Although Fragmented World is just over half an hour long, Split Single bandleader Jason Narducy enriches it with two kinds of experience: the kind he’s picked up working for Bob Mould, Robert Pollard and Superchunk, and the kind he’s picked up living.
The second kind is obviously harder to quantify than the first, but it lives inside these 10 songs and reveals the maturity of the creator as if it were the musical equivalent of the lines that appear around the eyes as people age. Maturity hasn’t winded Narducy; it’s simply advised him to be leaner and more efficient as a singer, guitarist and songwriter than he was back when he was fronting alt-rock groups like Verbow. And his fellow players, bassist Britt Daniel (of Spoon and Divine Fits) and drummer Jon Wurster (who’s also worked for Mould, Pollard and Superchunk), match his economy of gesture and breadth of chops.

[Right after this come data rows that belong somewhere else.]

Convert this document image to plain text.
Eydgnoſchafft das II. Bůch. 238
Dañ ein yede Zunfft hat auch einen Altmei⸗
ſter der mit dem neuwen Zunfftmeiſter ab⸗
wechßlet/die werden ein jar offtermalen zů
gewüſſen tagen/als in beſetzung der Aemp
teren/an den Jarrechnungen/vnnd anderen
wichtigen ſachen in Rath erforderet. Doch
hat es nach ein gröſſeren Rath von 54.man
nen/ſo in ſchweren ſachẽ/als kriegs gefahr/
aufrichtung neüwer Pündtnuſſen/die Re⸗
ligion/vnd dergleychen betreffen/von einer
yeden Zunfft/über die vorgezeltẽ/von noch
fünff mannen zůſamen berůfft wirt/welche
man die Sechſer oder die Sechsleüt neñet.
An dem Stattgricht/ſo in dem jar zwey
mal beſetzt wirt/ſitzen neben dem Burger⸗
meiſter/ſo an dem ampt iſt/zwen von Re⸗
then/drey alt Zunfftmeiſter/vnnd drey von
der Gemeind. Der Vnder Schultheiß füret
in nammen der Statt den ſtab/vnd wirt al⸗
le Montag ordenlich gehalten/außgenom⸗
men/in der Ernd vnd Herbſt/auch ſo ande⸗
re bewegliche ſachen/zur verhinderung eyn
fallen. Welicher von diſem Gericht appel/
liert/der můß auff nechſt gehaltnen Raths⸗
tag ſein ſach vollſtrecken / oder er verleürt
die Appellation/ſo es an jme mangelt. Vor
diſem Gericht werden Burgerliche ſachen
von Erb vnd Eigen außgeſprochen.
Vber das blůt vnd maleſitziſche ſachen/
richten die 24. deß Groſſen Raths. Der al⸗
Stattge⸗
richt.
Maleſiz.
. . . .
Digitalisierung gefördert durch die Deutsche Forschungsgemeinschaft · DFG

Tightly unified, Split Single punches in and out of each song—from the shimmering post-rock thaw of “Waiting for the Sun” and the martial-tempo punk explosion of “Monolith” to the power-pop ruefulness of the title track and the lithe, lightly exotic swirl of “Love Is You”—with nary a wasted moment. However, the bitten-off riffs, sinewy rhythms and guarded vocals aren’t symptoms of cold distance. Narducy suffuses Fragmented World with sadness on the edge of tangibility, whether it’s the anticipated ache of “Last Goodbye” or the lingering hurt of “Never Look Back.”
Fragmented World is one of those rock albums that can’t stop giving pleasure, even if it isn’t the same pleasure young rockers partake of on a wild Saturday night. Split Single is more suited to afternoons and evenings, when the more experienced among us often find our best moments.